I grew up on a commercial orchard, most trees were puched out when I was young, but we had a small personal orchard as well. I always had access to tree ripened fruit as a matter of course. I was utterly shocked when I moved out of home and people expected me to pay top dollar for items that have been picked totally green and "ripened" with ethylene. Now I can understand why people got so excited when we gave them a full box of properly ripe peaches etc.


----------



## Fatgodzilla (20/4/09)

Bizier said:


> I grew up on a commercial orchard, most trees were puched out when I was young, but we had a small personal orchard as well. I always had access to tree ripened fruit as a matter of course. I was utterly shocked when I moved out of home and people expected me to pay top dollar for items that have been picked totally green and "ripened" with ethylene. Now I can understand why people got so excited when we gave them a full box of properly ripe peaches etc.




:icon_offtopic: 
No wonder you have such a fascination with fruit beers - it's in your blood !

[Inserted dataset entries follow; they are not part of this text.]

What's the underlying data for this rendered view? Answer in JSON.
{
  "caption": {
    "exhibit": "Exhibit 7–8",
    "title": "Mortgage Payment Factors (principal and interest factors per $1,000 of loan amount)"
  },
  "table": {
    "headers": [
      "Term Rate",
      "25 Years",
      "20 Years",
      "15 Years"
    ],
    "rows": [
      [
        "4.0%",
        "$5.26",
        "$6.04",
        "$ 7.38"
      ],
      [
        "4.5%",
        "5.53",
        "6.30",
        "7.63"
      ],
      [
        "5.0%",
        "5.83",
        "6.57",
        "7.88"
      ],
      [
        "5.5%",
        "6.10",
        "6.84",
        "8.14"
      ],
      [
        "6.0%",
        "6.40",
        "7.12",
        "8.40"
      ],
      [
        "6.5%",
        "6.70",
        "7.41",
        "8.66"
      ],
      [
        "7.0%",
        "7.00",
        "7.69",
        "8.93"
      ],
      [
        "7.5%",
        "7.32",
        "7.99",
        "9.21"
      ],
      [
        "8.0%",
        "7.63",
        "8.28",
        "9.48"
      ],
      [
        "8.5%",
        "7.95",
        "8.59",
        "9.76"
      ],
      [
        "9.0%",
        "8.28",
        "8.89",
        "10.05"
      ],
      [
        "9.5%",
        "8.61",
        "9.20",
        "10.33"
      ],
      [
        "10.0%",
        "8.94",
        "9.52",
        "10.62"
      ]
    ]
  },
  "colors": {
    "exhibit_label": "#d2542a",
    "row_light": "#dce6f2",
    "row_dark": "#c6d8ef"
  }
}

Bay leaf wine ................nah ! Sounds :icon_vomit:


----------



## Bizier (20/4/09)

Fatgodzilla said:


> Bay leaf wine ................nah ! Sounds :icon_vomit:



No, I think it would put the wine into the ballpark of a more sophisticated retsina or something, I like the idea.


----------



## Airgead (20/4/09)

Now that does sound interesting. I'm thinking a few bay leaves infused into a mead would make a rather tasty brew. I might give that a go.

The one thing that strikes me about the recipe is the number of racking. I would usually rack twice or at most three times if I'm adding fruit to the secondary. Most often I'll only rack once. I suspect he gets away with it by adding the campden each time (antioxidant) As I can't use campden (SWMBO is allergic to the residual sulphur) that would end up oxidising the wine to to point of undrinkability.

Cheers
Dave


----------